A living wage is the target minimum salary for all workers, regardless of their position. The ideal minimum target salary for any position would be the market rate for that position or the living wage, whichever is higher.
Assume services are offered in the range of $5/mo. per user, or $60/year per user.
Sustainable annual revenue would then require a minimum of 1000 users ($60,000) per worker ($50,000), with the remaining amount covering infrastructure costs and other business expenses.
It is entirely possible to serve 1000 email customers on ~$250/mo. of server capacity.

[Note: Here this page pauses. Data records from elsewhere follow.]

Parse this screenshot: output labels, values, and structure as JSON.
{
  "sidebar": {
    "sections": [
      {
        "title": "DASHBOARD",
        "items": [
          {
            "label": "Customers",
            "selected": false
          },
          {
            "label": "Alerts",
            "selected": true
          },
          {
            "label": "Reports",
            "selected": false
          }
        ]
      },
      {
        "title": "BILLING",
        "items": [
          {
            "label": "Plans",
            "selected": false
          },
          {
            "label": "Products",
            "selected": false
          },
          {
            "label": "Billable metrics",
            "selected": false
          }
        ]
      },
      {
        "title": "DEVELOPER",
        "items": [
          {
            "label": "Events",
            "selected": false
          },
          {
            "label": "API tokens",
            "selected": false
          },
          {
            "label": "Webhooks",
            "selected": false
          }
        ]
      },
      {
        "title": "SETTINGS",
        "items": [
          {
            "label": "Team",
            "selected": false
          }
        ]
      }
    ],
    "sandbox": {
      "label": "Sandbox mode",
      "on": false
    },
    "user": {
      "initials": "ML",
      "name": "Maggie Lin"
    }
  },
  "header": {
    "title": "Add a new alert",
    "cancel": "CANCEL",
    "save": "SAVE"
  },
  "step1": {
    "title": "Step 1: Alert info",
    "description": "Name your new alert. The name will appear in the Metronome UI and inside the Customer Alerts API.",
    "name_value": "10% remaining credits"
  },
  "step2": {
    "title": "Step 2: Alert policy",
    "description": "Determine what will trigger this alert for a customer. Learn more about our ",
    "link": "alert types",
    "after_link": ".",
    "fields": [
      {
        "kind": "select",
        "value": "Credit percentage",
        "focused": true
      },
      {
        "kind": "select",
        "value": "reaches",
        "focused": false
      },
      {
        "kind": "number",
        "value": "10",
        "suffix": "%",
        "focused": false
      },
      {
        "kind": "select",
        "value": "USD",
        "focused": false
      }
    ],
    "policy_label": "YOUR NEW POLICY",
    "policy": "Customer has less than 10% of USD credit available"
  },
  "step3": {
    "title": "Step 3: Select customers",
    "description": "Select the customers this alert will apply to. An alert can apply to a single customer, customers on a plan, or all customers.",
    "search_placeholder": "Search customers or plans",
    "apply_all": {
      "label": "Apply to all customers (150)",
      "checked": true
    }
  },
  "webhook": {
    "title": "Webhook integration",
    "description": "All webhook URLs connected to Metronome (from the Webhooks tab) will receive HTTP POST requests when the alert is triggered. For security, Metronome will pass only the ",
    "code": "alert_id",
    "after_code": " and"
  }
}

I don't know where exactly different breakpoints would fall, but serving 2000 customers isn't that different from serving 1000. User growth allows for some combination of wage increases, hiring, and expansion of capacity.
The workload should not scale linearly. To some point, each additional worker can probably double the number of users that could be reliably supported, allowing wage increases, improved infrastructure, etc.
As of 2023 Proton mail had ~400 staff and ~70 million users. 3) A ratio of 1:175,000.
To be clear, I'm only thinking in the 1~5 worker scale at the moment :)
10 users is sustainable as a hobby. I'm already running my own mail server, now it just has a few more users on it, I've been here before and it's fine. I keep the servers patched and up to date, that's it. Once a year I answer a support question.
100 users, side project: Almost the same as 10 users, but now the server is paid for, and maybe some upgrades. Answer a few support questions a month.
1000 users is a part time job, 30-50 hours a month: Still just one server, but bigger. Answer a few support questions each week. Spend some time thinking about upgrades, backups, monitoring, etc.. Slowly add some new features or services.
2000 users is a full time job. Basically the same as above, just with less free time. Hire contractors to do web design, help out with this or that.
5000 users, 2-3 full time workers, lots of shared responsibilities.
10k users, ~5 workers, ~2 business admin, support, sales, etc., ~3 operations and development.
Minimum size of a BC coop is 3 members, which could be supported full time at somewhere between 3k-5k users.
After that, I think long term, robust sustainability probably kicks in around 10k users / ~5 workers. At that point, you can begin to absorb somebody suddenly leaving without it being a huge setback.